Just as suddenly she let him go.
"Inara needs to see you." She stated flatly. "Oh – and you're wondering why the Alliance captain is hunting us. It doesn't make sense to you. But that minister couldn't have died at Landsdown. His dead atoms were all running from the big cruiser at the third moon yesterday, with us. That's why they were sad and all red. They weren't fuzzy anymore."
Then she turned a drifted toward the stairway leading to the lower deck and the infirmary.
"What?" Mal said confused.
"Inara needs to see you." She repeated as she floated down the stair.
He stood shaking the word around in his head again, hoping they would fall into a meaningful thought. This time they did. They had indeed witnessed the assassination of the Minister, but only River had known it. It was the atoms she was incoherently rambling about. The innocent flood of red glowing ions cascading over the Nav-shield on their arrival. They were all that remained of the Minister and his ship, but it wasn't at Landsdown. It was at the third moon, four and a half clicks away. It was within range of the Alliance Cruisers ion cannons and their G8 fighters. Assassinated by Captain Loe. Mal had no doubt what River was telling him was true, once he'd made sense of it, and suddenly it made sense to him.
The Alliance Captain had killed the Minister he was supposed to be protecting and gone through great trouble to ensure there was nothing left of it to trace the kill back to the Vanguard. No debris, no signals, not witnesses.

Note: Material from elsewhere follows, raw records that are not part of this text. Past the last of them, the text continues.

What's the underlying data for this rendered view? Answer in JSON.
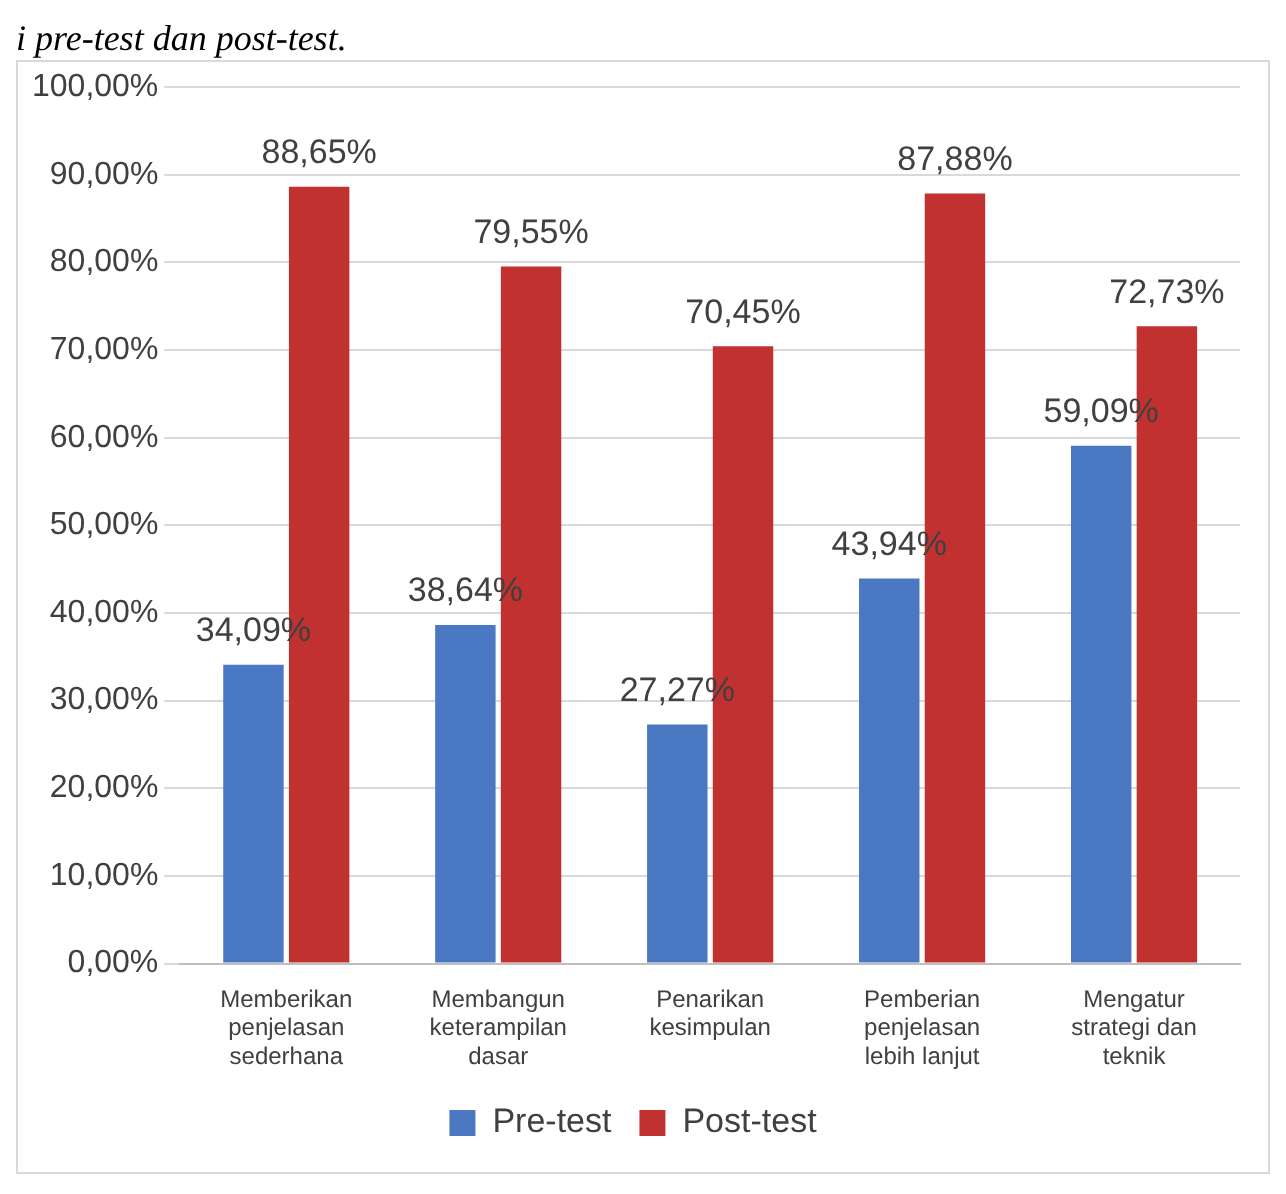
{
  "chart_data": {
    "type": "bar",
    "annotations": [
      "i pre-test dan post-test."
    ],
    "categories": [
      "Memberikan penjelasan sederhana",
      "Membangun keterampilan dasar",
      "Penarikan kesimpulan",
      "Pemberian penjelasan lebih lanjut",
      "Mengatur strategi dan teknik"
    ],
    "series": [
      {
        "name": "Pre-test",
        "color": "#4a78c2",
        "values": [
          34.09,
          38.64,
          27.27,
          43.94,
          59.09
        ],
        "value_labels": [
          "34,09%",
          "38,64%",
          "27,27%",
          "43,94%",
          "59,09%"
        ]
      },
      {
        "name": "Post-test",
        "color": "#c0312f",
        "values": [
          88.65,
          79.55,
          70.45,
          87.88,
          72.73
        ],
        "value_labels": [
          "88,65%",
          "79,55%",
          "70,45%",
          "87,88%",
          "72,73%"
        ]
      }
    ],
    "ylim": [
      0,
      100
    ],
    "yticks": [
      {
        "value": 0,
        "label": "0,00%"
      },
      {
        "value": 10,
        "label": "10,00%"
      },
      {
        "value": 20,
        "label": "20,00%"
      },
      {
        "value": 30,
        "label": "30,00%"
      },
      {
        "value": 40,
        "label": "40,00%"
      },
      {
        "value": 50,
        "label": "50,00%"
      },
      {
        "value": 60,
        "label": "60,00%"
      },
      {
        "value": 70,
        "label": "70,00%"
      },
      {
        "value": 80,
        "label": "80,00%"
      },
      {
        "value": 90,
        "label": "90,00%"
      },
      {
        "value": 100,
        "label": "100,00%"
      }
    ],
    "grid": "y",
    "legend": "bottom"
  }
}
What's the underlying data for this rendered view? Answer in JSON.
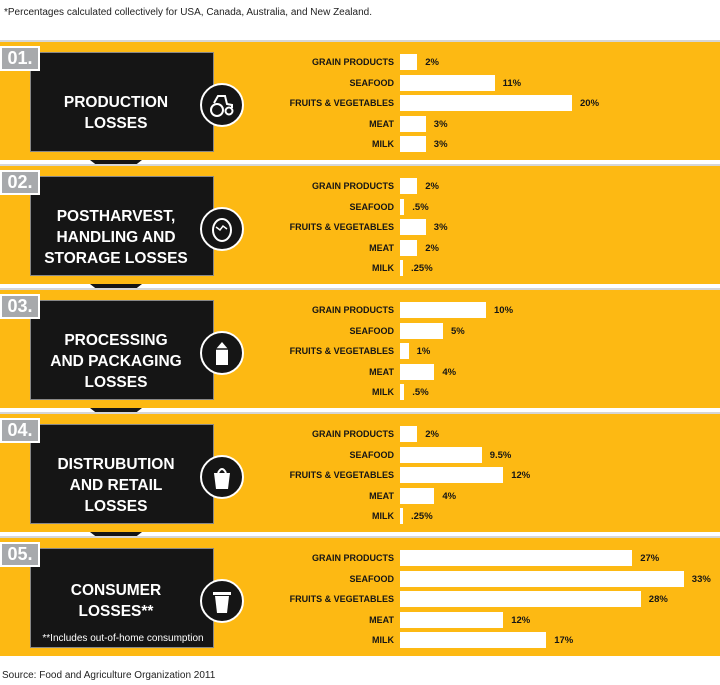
{
  "note": "*Percentages calculated collectively for USA, Canada, Australia, and New Zealand.",
  "source": "Source: Food and Agriculture Organization 2011",
  "colors": {
    "panel": "#fdb913",
    "dark": "#151515",
    "number_box": "#a7a9ac",
    "bar": "#ffffff"
  },
  "chart_data": {
    "type": "bar",
    "orientation": "horizontal",
    "categories": [
      "GRAIN PRODUCTS",
      "SEAFOOD",
      "FRUITS & VEGETABLES",
      "MEAT",
      "MILK"
    ],
    "x_max": 33,
    "stages": [
      {
        "number": "01.",
        "title": "PRODUCTION\nLOSSES",
        "icon": "tractor-icon",
        "values": [
          2,
          11,
          20,
          3,
          3
        ],
        "labels": [
          "2%",
          "11%",
          "20%",
          "3%",
          "3%"
        ]
      },
      {
        "number": "02.",
        "title": "POSTHARVEST,\nHANDLING AND\nSTORAGE LOSSES",
        "icon": "egg-icon",
        "values": [
          2,
          0.5,
          3,
          2,
          0.25
        ],
        "labels": [
          "2%",
          ".5%",
          "3%",
          "2%",
          ".25%"
        ]
      },
      {
        "number": "03.",
        "title": "PROCESSING\nAND PACKAGING\nLOSSES",
        "icon": "milk-carton-icon",
        "values": [
          10,
          5,
          1,
          4,
          0.5
        ],
        "labels": [
          "10%",
          "5%",
          "1%",
          "4%",
          ".5%"
        ]
      },
      {
        "number": "04.",
        "title": "DISTRUBUTION\nAND RETAIL\nLOSSES",
        "icon": "shopping-bag-icon",
        "values": [
          2,
          9.5,
          12,
          4,
          0.25
        ],
        "labels": [
          "2%",
          "9.5%",
          "12%",
          "4%",
          ".25%"
        ]
      },
      {
        "number": "05.",
        "title": "CONSUMER\nLOSSES**",
        "icon": "trash-can-icon",
        "footnote": "**Includes out-of-home consumption",
        "values": [
          27,
          33,
          28,
          12,
          17
        ],
        "labels": [
          "27%",
          "33%",
          "28%",
          "12%",
          "17%"
        ]
      }
    ]
  }
}
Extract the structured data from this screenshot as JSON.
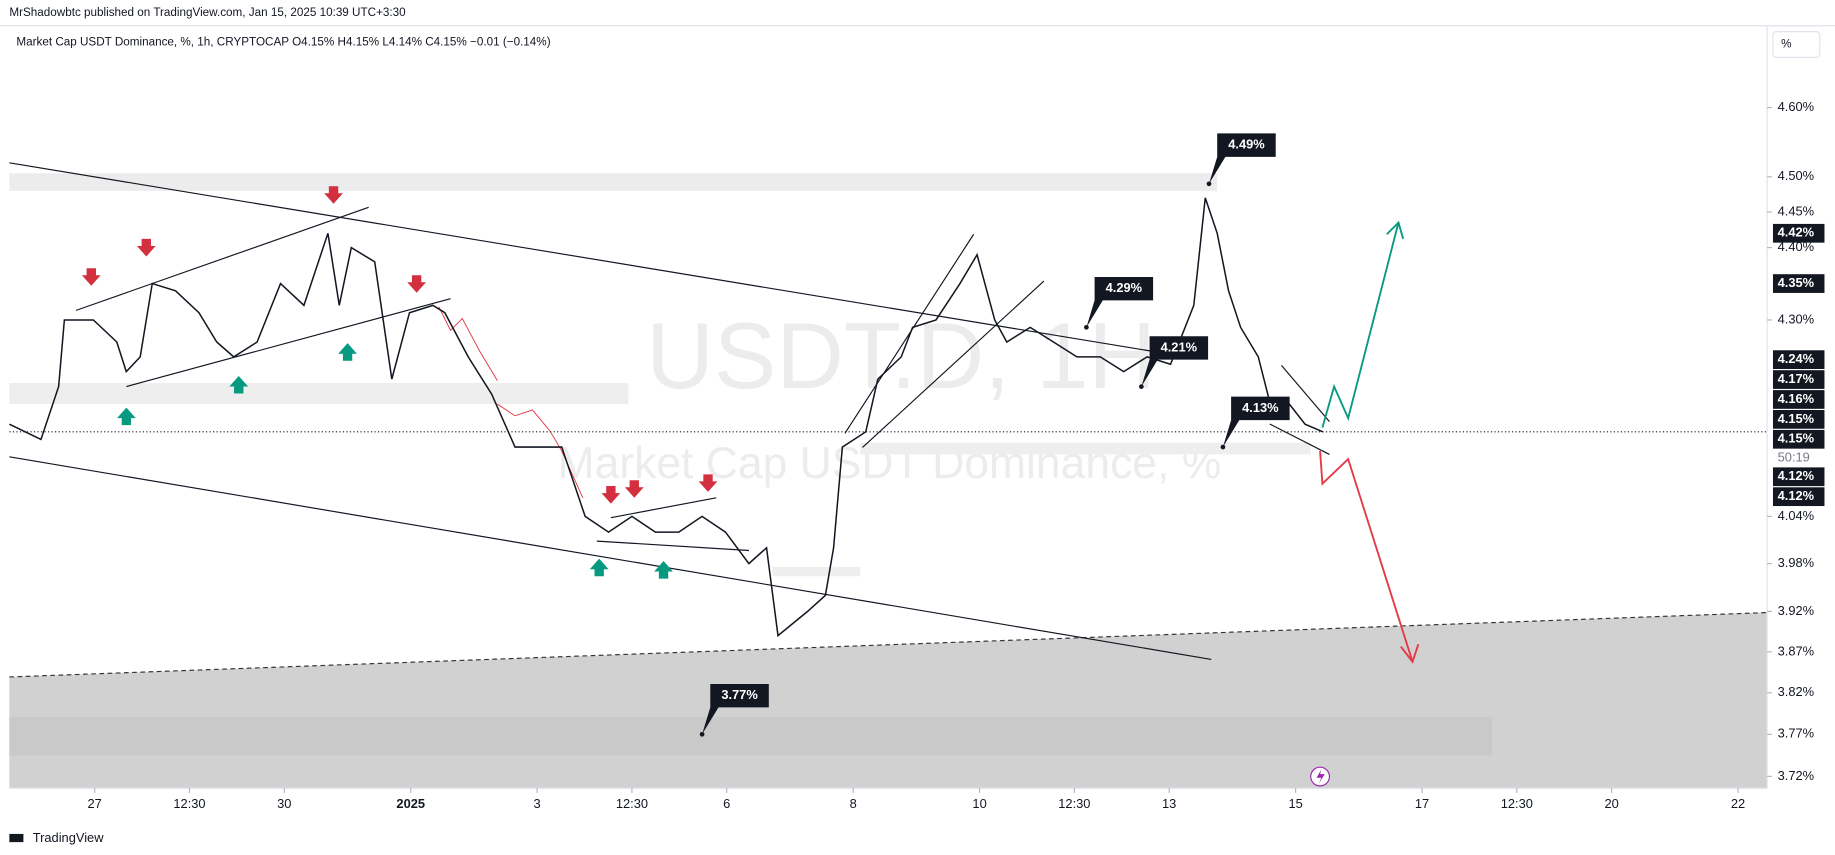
{
  "header": {
    "published": "MrShadowbtc published on TradingView.com, Jan 15, 2025 10:39 UTC+3:30",
    "legend": "Market Cap USDT Dominance, %, 1h, CRYPTOCAP  O4.15%  H4.15%  L4.14%  C4.15%  −0.01 (−0.14%)"
  },
  "scale_button": "%",
  "watermark": {
    "symbol": "USDT.D, 1H",
    "name": "Market Cap USDT Dominance, %"
  },
  "footer": {
    "brand": "TradingView"
  },
  "chart_data": {
    "type": "line",
    "color": "#131722",
    "log_scale": true,
    "grid": false,
    "x": [
      -1.35,
      -0.85,
      -0.57,
      -0.48,
      -0.02,
      0.35,
      0.5,
      0.72,
      0.91,
      1.28,
      1.65,
      1.93,
      2.2,
      2.57,
      2.94,
      3.31,
      3.69,
      3.87,
      4.06,
      4.43,
      4.7,
      4.98,
      5.35,
      5.54,
      5.91,
      6.28,
      6.65,
      7.02,
      7.39,
      7.76,
      8.13,
      8.5,
      8.87,
      9.24,
      9.61,
      9.98,
      10.35,
      10.63,
      10.81,
      11.28,
      11.56,
      11.69,
      11.83,
      12.2,
      12.39,
      12.76,
      12.94,
      13.31,
      13.69,
      13.96,
      14.24,
      14.43,
      14.8,
      15.17,
      15.54,
      15.91,
      16.28,
      16.65,
      17.02,
      17.39,
      17.57,
      17.76,
      17.94,
      18.13,
      18.41,
      18.59,
      18.87,
      19.15,
      19.43
    ],
    "values": [
      4.16,
      4.14,
      4.21,
      4.3,
      4.3,
      4.27,
      4.23,
      4.25,
      4.35,
      4.34,
      4.31,
      4.27,
      4.25,
      4.27,
      4.35,
      4.32,
      4.42,
      4.32,
      4.4,
      4.38,
      4.22,
      4.31,
      4.32,
      4.31,
      4.25,
      4.2,
      4.13,
      4.13,
      4.13,
      4.04,
      4.02,
      4.04,
      4.02,
      4.02,
      4.04,
      4.02,
      3.98,
      4.0,
      3.89,
      3.92,
      3.94,
      4.0,
      4.13,
      4.15,
      4.22,
      4.25,
      4.29,
      4.3,
      4.35,
      4.39,
      4.3,
      4.27,
      4.29,
      4.27,
      4.25,
      4.25,
      4.23,
      4.25,
      4.24,
      4.32,
      4.47,
      4.42,
      4.34,
      4.29,
      4.25,
      4.19,
      4.19,
      4.16,
      4.15
    ],
    "xlim": [
      -1.35,
      26.46
    ],
    "xticks": [
      {
        "value": 0,
        "label": "27"
      },
      {
        "value": 1.5,
        "label": "12:30"
      },
      {
        "value": 3,
        "label": "30"
      },
      {
        "value": 5,
        "label": "2025"
      },
      {
        "value": 7,
        "label": "3"
      },
      {
        "value": 8.5,
        "label": "12:30"
      },
      {
        "value": 10,
        "label": "6"
      },
      {
        "value": 12,
        "label": "8"
      },
      {
        "value": 14,
        "label": "10"
      },
      {
        "value": 15.5,
        "label": "12:30"
      },
      {
        "value": 17,
        "label": "13"
      },
      {
        "value": 19,
        "label": "15"
      },
      {
        "value": 21,
        "label": "17"
      },
      {
        "value": 22.5,
        "label": "12:30"
      },
      {
        "value": 24,
        "label": "20"
      },
      {
        "value": 26,
        "label": "22"
      }
    ],
    "ylim": [
      3.706,
      4.721
    ],
    "yticks": [
      {
        "value": 4.6,
        "label": "4.60%"
      },
      {
        "value": 4.5,
        "label": "4.50%"
      },
      {
        "value": 4.45,
        "label": "4.45%"
      },
      {
        "value": 4.4,
        "label": "4.40%"
      },
      {
        "value": 4.3,
        "label": "4.30%"
      },
      {
        "value": 4.04,
        "label": "4.04%"
      },
      {
        "value": 3.98,
        "label": "3.98%"
      },
      {
        "value": 3.92,
        "label": "3.92%"
      },
      {
        "value": 3.87,
        "label": "3.87%"
      },
      {
        "value": 3.82,
        "label": "3.82%"
      },
      {
        "value": 3.77,
        "label": "3.77%"
      },
      {
        "value": 3.72,
        "label": "3.72%"
      }
    ],
    "price_labels": [
      {
        "value": 4.42,
        "label": "4.42%"
      },
      {
        "value": 4.35,
        "label": "4.35%"
      },
      {
        "value": 4.24,
        "label": "4.24%"
      },
      {
        "value": 4.17,
        "label": "4.17%"
      },
      {
        "value": 4.16,
        "label": "4.16%"
      },
      {
        "value": 4.15,
        "label": "4.15%"
      },
      {
        "value": 4.15,
        "label": "4.15%",
        "countdown": "50:19"
      },
      {
        "value": 4.12,
        "label": "4.12%"
      },
      {
        "value": 4.12,
        "label": "4.12%"
      }
    ],
    "annotations": [
      {
        "x": 17.63,
        "value": 4.49,
        "label": "4.49%"
      },
      {
        "x": 15.69,
        "value": 4.29,
        "label": "4.29%"
      },
      {
        "x": 16.56,
        "value": 4.21,
        "label": "4.21%"
      },
      {
        "x": 17.85,
        "value": 4.13,
        "label": "4.13%"
      },
      {
        "x": 9.61,
        "value": 3.77,
        "label": "3.77%"
      }
    ]
  }
}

That was why Serenity was attacked.
What had Badger said – 'been where you shouldn't have been, seen what you shouldn't have seen, falling down on the wrong side of both sides.' Both sides of what was starting to get more clear.
Captain Loe didn't know that the crew of Serenity hadn't seen a thing. They needed to control the facts, leave no trace, no one to tell the story. So assassins were sent instead of the police. They ask fewer questions. Badger's words were ringing true.
But someone else's words were still hanging in Mal's ears. 'Inara needs to see you.'
River hadn't said 'wants'. She'd said 'needs'.